I decided that for my locally accessible sites I would map them to *.nicolldouglas.local domains. And instead of opening ports to access them with the server IP (192.168.1.5), I would make them be reverse proxied by Nginx like their public equivalents. Since I would mainly be accessing my sites from my main PC, I added the following to my /etc/hosts file:
192.168.1.5 gitea.nicolldouglas.local
192.168.1.5 nicolldouglas.local
192.168.1.5 homelab.nicolldouglas.local
This would mean that the DNS would resolve these sites to the server IP, and since I would be sending the Host header with the respective HTTP request, Nginx would be able to reverse proxy if I configured it properly.
The next step required me to decide how I would be obtaining TLS certificates, and I decided to go with mkcert which is a command line utility that lets you create a local certificate authority and issue your own certificates. In hindsight, Let's Encrypt would've been a lot smoother but regardless, I installed mkcert with the following commands on my server:
sudo apt install libnss3-tools
curl -JLO "https://dl.filippo.io/mkcert/latest?for=linux/amd64"

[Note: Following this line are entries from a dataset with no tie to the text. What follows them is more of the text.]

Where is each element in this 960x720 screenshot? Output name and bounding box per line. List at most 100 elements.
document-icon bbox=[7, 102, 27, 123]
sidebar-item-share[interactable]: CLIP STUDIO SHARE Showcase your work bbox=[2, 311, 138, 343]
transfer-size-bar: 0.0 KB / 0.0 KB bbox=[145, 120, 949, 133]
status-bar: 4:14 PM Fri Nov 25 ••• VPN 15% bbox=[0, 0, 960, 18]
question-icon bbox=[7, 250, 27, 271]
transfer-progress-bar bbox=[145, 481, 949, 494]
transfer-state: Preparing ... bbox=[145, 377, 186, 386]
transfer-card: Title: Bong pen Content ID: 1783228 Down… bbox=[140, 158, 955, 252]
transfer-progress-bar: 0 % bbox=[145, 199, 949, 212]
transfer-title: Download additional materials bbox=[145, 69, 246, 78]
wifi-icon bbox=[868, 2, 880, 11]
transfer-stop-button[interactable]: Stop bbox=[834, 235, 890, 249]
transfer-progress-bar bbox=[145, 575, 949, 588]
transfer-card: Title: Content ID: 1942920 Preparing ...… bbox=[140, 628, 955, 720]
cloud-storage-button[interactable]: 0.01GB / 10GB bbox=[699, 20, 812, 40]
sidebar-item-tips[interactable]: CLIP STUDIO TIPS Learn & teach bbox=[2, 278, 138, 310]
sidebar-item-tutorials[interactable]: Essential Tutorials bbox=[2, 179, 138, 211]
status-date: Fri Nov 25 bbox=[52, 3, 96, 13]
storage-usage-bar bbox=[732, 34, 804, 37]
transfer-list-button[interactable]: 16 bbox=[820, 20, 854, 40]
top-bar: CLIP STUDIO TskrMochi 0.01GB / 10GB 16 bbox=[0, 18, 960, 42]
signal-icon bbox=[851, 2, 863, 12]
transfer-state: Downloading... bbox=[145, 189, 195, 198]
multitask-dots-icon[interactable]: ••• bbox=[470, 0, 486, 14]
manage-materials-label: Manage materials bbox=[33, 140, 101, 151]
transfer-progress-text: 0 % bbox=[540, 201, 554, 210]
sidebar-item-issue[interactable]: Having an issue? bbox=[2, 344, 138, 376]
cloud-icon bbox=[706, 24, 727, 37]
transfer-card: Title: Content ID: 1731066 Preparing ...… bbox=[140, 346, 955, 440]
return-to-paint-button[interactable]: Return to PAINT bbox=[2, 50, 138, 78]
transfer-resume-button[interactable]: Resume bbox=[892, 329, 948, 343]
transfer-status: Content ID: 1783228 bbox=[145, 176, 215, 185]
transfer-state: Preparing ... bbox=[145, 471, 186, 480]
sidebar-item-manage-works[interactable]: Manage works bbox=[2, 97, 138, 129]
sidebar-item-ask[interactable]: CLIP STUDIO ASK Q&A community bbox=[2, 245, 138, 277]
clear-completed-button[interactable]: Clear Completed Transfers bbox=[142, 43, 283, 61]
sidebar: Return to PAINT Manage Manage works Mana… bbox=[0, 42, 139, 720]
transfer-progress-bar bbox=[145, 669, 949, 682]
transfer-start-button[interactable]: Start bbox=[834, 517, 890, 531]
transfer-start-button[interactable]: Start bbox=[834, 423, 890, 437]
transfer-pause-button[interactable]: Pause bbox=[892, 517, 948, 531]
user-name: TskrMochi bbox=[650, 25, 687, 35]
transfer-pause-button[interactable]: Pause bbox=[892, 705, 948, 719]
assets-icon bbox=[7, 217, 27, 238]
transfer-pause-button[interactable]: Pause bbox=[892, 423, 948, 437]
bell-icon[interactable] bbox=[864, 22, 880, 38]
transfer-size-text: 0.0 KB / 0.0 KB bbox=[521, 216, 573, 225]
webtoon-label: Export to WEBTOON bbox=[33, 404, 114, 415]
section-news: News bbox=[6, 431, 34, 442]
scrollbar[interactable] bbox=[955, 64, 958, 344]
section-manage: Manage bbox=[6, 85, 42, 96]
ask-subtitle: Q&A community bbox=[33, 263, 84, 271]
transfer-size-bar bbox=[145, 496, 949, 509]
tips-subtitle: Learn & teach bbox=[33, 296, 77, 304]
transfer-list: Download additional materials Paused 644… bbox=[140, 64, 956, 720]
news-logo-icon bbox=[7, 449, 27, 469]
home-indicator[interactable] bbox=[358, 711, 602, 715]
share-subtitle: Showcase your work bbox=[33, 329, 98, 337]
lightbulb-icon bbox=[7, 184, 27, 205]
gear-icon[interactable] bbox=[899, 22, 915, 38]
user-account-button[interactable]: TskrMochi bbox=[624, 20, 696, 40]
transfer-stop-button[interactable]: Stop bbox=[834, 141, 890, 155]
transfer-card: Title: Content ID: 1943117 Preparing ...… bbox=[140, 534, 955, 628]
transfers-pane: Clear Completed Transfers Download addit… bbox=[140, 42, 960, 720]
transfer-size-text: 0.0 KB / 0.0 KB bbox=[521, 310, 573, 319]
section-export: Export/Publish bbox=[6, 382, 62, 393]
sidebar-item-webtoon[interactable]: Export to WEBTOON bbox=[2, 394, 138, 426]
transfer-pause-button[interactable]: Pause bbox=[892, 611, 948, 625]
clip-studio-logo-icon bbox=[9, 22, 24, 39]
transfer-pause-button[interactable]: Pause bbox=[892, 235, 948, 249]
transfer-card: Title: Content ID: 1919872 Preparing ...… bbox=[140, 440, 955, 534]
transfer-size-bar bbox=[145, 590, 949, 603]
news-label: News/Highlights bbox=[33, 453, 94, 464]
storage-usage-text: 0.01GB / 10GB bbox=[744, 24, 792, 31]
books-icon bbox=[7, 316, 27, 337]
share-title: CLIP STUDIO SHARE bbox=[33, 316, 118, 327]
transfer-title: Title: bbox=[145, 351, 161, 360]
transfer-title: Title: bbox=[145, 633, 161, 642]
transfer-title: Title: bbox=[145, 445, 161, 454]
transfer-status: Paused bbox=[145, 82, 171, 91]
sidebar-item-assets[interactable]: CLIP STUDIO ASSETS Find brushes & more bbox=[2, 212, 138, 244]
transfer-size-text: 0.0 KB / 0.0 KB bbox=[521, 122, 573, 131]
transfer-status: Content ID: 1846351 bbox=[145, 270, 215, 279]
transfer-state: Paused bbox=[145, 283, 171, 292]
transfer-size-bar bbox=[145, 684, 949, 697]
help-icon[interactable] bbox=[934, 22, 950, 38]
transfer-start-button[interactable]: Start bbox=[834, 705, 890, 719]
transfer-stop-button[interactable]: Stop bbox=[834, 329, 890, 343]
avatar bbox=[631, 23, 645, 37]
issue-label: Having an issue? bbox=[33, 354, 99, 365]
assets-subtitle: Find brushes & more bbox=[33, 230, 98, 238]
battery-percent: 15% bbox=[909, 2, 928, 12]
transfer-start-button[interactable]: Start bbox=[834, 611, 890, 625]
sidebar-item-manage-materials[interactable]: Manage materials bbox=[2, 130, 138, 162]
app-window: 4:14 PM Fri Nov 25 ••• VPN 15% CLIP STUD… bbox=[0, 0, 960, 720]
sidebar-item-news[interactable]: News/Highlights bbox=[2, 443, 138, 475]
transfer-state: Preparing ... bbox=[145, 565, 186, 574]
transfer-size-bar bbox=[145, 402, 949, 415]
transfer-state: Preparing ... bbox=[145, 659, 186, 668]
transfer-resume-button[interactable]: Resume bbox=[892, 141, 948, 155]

chmod +x mkcert-v*-linux-amd64
sudo mv mkcert-v*-linux-amd64 /usr/local/bin/mkcert
In my homelab repository, I have a script that automatically brings up the Docker containers for my "web" service consisting of the Nginx and Cloudflare daemon containers. I decided to modify this script so that it would use mkcert (which was now installed) to generate certificates and place them in an easy accessible location that I could mount into the Nginx container.
After doing that I adjusted my Nginx site configurations to use a shared certificate at that location by adding lines similar to the following (example for this site's config):
listen 443 ssl;
server_name homelab.nicolldouglas.dev homelab.nicolldouglas.local;
ssl_protocols TLSv1.2 TLSv1.3;
ssl_ciphers HIGH:!aNULL:!MD5;
ssl_prefer_server_ciphers on;
ssl_certificate /etc/nginx/certs/server.pem;
ssl_certificate_key /etc/nginx/certs/server-key.pem;
Next I had to update my Docker Compose files for my sites and Nginx. For my sites I would stop exposing ports and instead put them on the nginx-proxy-net network to allow reverse proxying (if they already weren't), and for Nginx I would map host port 443 to container port 443 to allow HTTPS. I then restarted my site containers as well as the Nginx container and now they were using HTTPS albeit giving browser warnings which doesn't matter too much (I know you can add the CA to the trust store but not bothered).
So now, local access to my sites were using HTTPS and all incoming connections to my services be it public or private were using Nginx. After all the tinkering, I think I've finally gotten the Nginx setup right.